Figure 5a–e show the CV characteristics of the EDLC using the HGCs at a wide scan rate of 5–100 mV/s. At a relatively low scan rate, the CV curves exhibited a quasi-rectangular shape. This is because HGCs have pores of various sizes that facilitate the reversible adsorption–desorption reaction of the electrolyte and ions. However, at high scan speeds, the peaks were irregularly shaped. This is because, within a short time at a high scan speed, ion diffusion could not properly access the surface of the HGCs. Additionally, the deviation from the typical rectangular shape of the CV curves suggests the presence of pseudocapacitance, likely due to redox-active functional groups such as hydroxyl, carbonyl, or carboxyl on the surface of the HGCs. These faradaic reactions, which involve charge transfer across the electrode–electrolyte interface, enhance the capacitance. The resulting non-rectangular CV profile reflects the hybrid charge storage mechanism of HGC-based electrodes, combining both double-layer capacitance and pseudocapacitance [36,37]. Figure 5f shows the variation in the capacity according to the scan rate. Supercapacitors using HGCs as electrodes experience difficulties in the diffusion and pore diffusion of electrolyte ions into the electrode structure as the scan speed increases, inefficient interaction between the electrolyte and the HGCs occurs, and the non-electrolytic capacity decreases. At a nickel salt concentration of 300 phr, the HGCs exhibited maximum capacity and stability. This suggests that a significant number of mesopores formed within the HGCs at this concentration, facilitating a smooth and efficient ion transfer pathway. Consequently, the accessibility of the electrolyte to the microporous regions is significantly enhanced [34,38,39].

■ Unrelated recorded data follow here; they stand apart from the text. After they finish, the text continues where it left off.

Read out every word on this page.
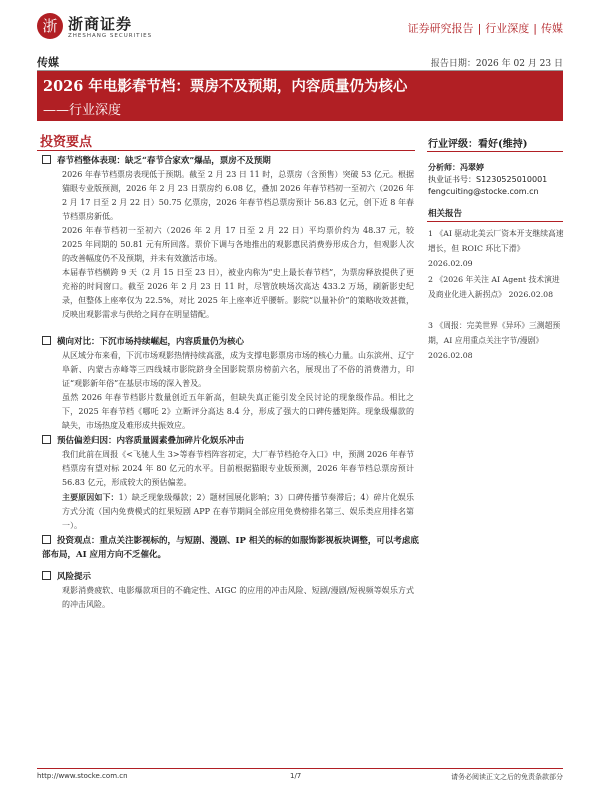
浙 浙商证券
ZHESHANG SECURITIES
证券研究报告 | 行业深度 | 传媒
传媒	报告日期：2026 年 02 月 23 日
2026 年电影春节档：票房不及预期，内容质量仍为核心
——行业深度
投资要点
春节档整体表现：缺乏“春节合家欢”爆品，票房不及预期
2026 年春节档票房表现低于预期。截至 2 月 23 日 11 时，总票房（含预售）突破 53 亿元。根据猫眼专业版预测，2026 年 2 月 23 日票房约 6.08 亿，叠加 2026 年春节档初一至初六（2026 年 2 月 17 日至 2 月 22 日）50.75 亿票房，2026 年春节档总票房预计 56.83 亿元，创下近 8 年春节档票房新低。
2026 年春节档初一至初六（2026 年 2 月 17 日至 2 月 22 日）平均票价约为 48.37 元，较 2025 年同期的 50.81 元有所回落。票价下调与各地推出的观影惠民消费券形成合力，但观影人次的改善幅度仍不及预期，并未有效激活市场。
本届春节档横跨 9 天（2 月 15 日至 23 日），被业内称为“史上最长春节档”，为票房释放提供了更充裕的时间窗口。截至 2026 年 2 月 23 日 11 时，尽管放映场次高达 433.2 万场，刷新影史纪录，但整体上座率仅为 22.5%，对比 2025 年上座率近乎腰斩。影院“以量补价”的策略收效甚微，反映出观影需求与供给之间存在明显错配。
横向对比：下沉市场持续崛起，内容质量仍为核心
从区域分布来看，下沉市场观影热情持续高涨，成为支撑电影票房市场的核心力量。山东滨州、辽宁阜新、内蒙古赤峰等三四线城市影院跻身全国影院票房榜前六名，展现出了不俗的消费潜力，印证“观影新年俗”在基层市场的深入普及。
虽然 2026 年春节档影片数量创近五年新高，但缺失真正能引发全民讨论的现象级作品。相比之下，2025 年春节档《哪吒 2》立断评分高达 8.4 分，形成了强大的口碑传播矩阵。现象级爆款的缺失，市场热度及难形成共振效应。
预估偏差归因：内容质量圆素叠加碎片化娱乐冲击
我们此前在周报《<飞驰人生 3>等春节档阵容初定，大厂春节档抢夺入口》中，预测 2026 年春节档票房有望对标 2024 年 80 亿元的水平。目前根据猫眼专业版预测，2026 年春节档总票房预计 56.83 亿元，形成较大的预估偏差。
主要原因如下：1）缺乏现象级爆款；2）题材国展化影响；3）口碑传播节奏滞后；4）碎片化娱乐方式分流（国内免费模式的红果短剧 APP 在春节期间全部应用免费榜排名第三、娱乐类应用排名第一）。
投资观点：重点关注影视标的，与短剧、漫剧、IP 相关的标的如服饰影视板块调整，可以考虑底部布局，AI 应用方向不乏催化。
风险提示
观影消费疲软、电影爆款项目的不确定性、AIGC 的应用的冲击风险、短剧/漫剧/短视频等娱乐方式的冲击风险。
行业评级：看好(维持)
分析师：冯翠婷
执业证书号：S1230525010001
fengcuiting@stocke.com.cn
相关报告
1 《AI 驱动北美云厂资本开支继续高速增长，但 ROIC 环比下滑》 2026.02.09
2 《2026 年关注 AI Agent 技术演进及商业化进入新拐点》 2026.02.08
3 《周报：完美世界《异环》三测超预期，AI 应用重点关注字节/漫剧》 2026.02.08
http://www.stocke.com.cn	1/7	请务必阅读正文之后的免责条款部分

The electrochemical properties of the HGCs, which are relevant for their potential use as electrode materials for supercapacitors, were further examined. Figure 6a illustrates the galvanostatic charge—profiles of porous carbon at current densities ranging from 0.1 to 5 A/g. At lower current densities, the charge–discharge characteristics exhibited asymmetry owing to the differing rates of electrolyte adsorption and desorption. Notably, even at higher current densities, the shape and characteristics of the curve remained relatively consistent, indicating robust high-rate performance. This performance was attributed to the porous structure of the HGCs, which effectively enhanced the energy density of the electrode material.

Long-term cycling stability is a key requirement for electrode materials used in electrochemical applications. As shown in Figure 5b, the specific capacity at a current density of 2 A/g remained stable over 10,000 cycles. The HGC-based supercapacitor retained 92.4% of its original performance after 10,000 cycles, demonstrating remarkable life-cycle stability and highlighting the potential of HGC-based electrode materials for practical use in electrochemical capacitors [40,41,42].

4. Conclusions

In this study, HGCs were successfully fabricated from seaweed waste impregnated with nickel ions. The production process involves the conversion of nickel ions into a highly crystalline carbon structure via annealing, followed by the development of numerous nano-sized pores and a large surface area through nickel etching. The resulting HGCs exhibited exceptional electrochemical properties, including high capacitance, a large specific surface area (806 m²/g), and robust cycling stability, retaining 92.4% of their capacity after 10,000 cycles. These characteristics highlight the potential of HGCs as high-performance electrode materials for supercapacitors and other energy storage applications. Moreover, utilizing seaweed waste not only addresses the environmental challenges associated with marine biomass but also provides a sustainable pathway for producing efficient energy storage materials. This innovative approach aligns with the broader goals of sustainability and resource optimization in the field of renewable energy technologies.